SEGUNDO AGRAVO REGIMENTAL NO RECURSO EXTRAORDINÁRIO COM AGRAVO. DIREITO PROCESSUAL PENAL. INTEMPESTIVIDADE. PRAZO PARA INTERPOSIÇÃO. FORMA DE CONTAGEM. ART. 798 DO CÓDIGO DE PROCESSO PENAL, COMBINADO COM O ART. 1.003, § 5º, DO CÓDIGO DE PROCESSO CIVIL/2015. RECURSO INTERPOSTO FORA DO PRAZO. AGRAVO REGIMENTAL A QUE SE NEGA PROVIMENTO.
I. É intempestivo o recurso extraordinário protocolado fora do prazo previsto no art. 1.003, § 5º, do novo CPC, combinado com o art. 798 do CPP. II. A interposição de recurso manifestamente incabível ou intempestivo na origem não interrompe nem suspende o prazo para interposição do recurso cabível. III. Ausência de argumentos capazes de afastar a intempestividade. lV. Agravo regimental a que se nega provimento. (STF; ARE-AgR 1.395.723; SP; Segunda Turma; Rel. Min. Ricardo Lewandowski; DJE 26/10/2022; Pág. 50)
AGRAVO INTERNO NO AGRAVO EM RECURSO ESPECIAL. INTEMPESTIVIDADE. FERIADO LOCAL. COMPROVAÇÃO POSTERIOR. IMPOSSIBILIDADE. APLICAÇÃO DO CPC/2015. QUESTÃO DE ORDEM NO RESP 1.813.684/SP. CORTE ESPECIAL. POSSIBILIDADE RESTRITA AO FERIADO DA SEGUNDA-FEIRA DE CARNAVAL.
1. O artigo 1.003, § 6º, do CPC/2015, estabelece que o recorrente comprovará a ocorrência de suspensão processual, feriado local ou de sua prorrogação no ato de interposição do recurso, o que impossibilita a regularização posterior. 2. Considerando que o Recurso Especial foi interposto sob a égide do CPC/2015 e que não houve a comprovação do feriado local quando de sua interposição, não há como ser afastada a sua intempestividade. 3. Segundo a modulação de efeitos determinada pela Corte Especial no RESP 1.813.684/SP, admitiu-se a comprovação posterior da tempestividade dos recursos dirigidos ao STJ apenas em relação ao feriado da segunda-feira de carnaval. 4. Agravo interno não provido. (STJ; AgInt-AREsp 2.151.935; Proc. 2022/0184669-1; SP; Terceira Turma; Relª Min. Nancy Andrighi; DJE 26/10/2022)
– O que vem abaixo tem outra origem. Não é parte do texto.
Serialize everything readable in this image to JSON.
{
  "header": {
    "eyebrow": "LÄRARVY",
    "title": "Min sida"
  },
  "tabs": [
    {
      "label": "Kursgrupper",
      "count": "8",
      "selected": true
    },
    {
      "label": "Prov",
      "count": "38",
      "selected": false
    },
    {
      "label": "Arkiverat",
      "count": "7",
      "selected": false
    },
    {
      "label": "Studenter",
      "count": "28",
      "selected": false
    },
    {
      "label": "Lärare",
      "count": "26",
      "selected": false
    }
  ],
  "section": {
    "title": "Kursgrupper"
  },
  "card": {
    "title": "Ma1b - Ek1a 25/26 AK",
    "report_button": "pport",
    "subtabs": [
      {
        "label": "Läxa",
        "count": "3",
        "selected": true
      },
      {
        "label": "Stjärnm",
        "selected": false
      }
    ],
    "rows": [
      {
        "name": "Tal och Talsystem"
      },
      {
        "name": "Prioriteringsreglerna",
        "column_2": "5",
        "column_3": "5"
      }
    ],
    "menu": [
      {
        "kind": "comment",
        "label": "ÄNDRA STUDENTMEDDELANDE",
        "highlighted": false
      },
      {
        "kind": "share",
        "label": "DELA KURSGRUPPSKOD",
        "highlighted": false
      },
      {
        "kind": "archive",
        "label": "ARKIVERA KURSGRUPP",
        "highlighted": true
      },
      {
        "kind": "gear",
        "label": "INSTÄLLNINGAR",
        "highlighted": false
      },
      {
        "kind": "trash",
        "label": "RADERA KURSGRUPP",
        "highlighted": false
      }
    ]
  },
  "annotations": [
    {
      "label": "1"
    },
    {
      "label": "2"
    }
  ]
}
ADMINISTRATIVO. SERVIÇOS PÚBLICOS. PROCESSUAL CIVIL. AGRAVO INTERNO NO AGRAVO EM RECURSO ESPECIAL. CÓDIGO DE PROCESSO CIVIL DE 2015. APLICABILIDADE. INTEMPESTIVIDADE DO AGRAVO EM RECURSO ESPECIAL. ARTS. 219, 1.003, § 5º, E 1.070 DO CÓDIGO DE PROCESSO CIVIL DE 2015. COMPROVAÇÃO EM MOMENTO POSTERIOR À INTERPOSIÇÃO. IMPOSSIBILIDADE. ART. 1.003, § 6º DO CÓDIGO DE PROCESSO CIVIL DE 2015. PRECEDENTES. RELATIVIZAÇÃO DA EXIGÊNCIA. POSSIBILIDADE DE COMPROVAÇÃO POSTERIOR APENAS DO FERIADO DE SEGUNDA-FEIRA DE CARNAVAL EM RECURSOS INTERPOSTOS ATÉ 18.11.2019. INAPLICABILIDADE DA EXCEÇÃO ESTABELECIDA PELA CORTE ESPECIAL DESTE TRIBUNAL SUPERIOR. SUSPENSÃO DO PRAZO RECURSAL EM DECORRÊNCIA DE RECESSO FORENSE NO STJ. IRRELEVÂNCIA NA CONTAGEM DO PRAZO PARA A INTERPOSIÇÃO DE RECURSO DIRECIONADO A ESTA CORTE. PRECEDENTES. ARGUMENTOS INSUFICIENTES PARA DESCONSTITUIR A DECISÃO ATACADA. AGRAVO INTERNO CONTRA DECISÃO A QUAL RECONHECEU A INTEMPESTIVIDADE RECURSAL. MANIFESTA INADMISSIBILIDADE. APLICAÇÃO DE MULTA. ART. 1.021, § 4º, DO CÓDIGO DE PROCESSO CIVIL DE 2015. CABIMENTO.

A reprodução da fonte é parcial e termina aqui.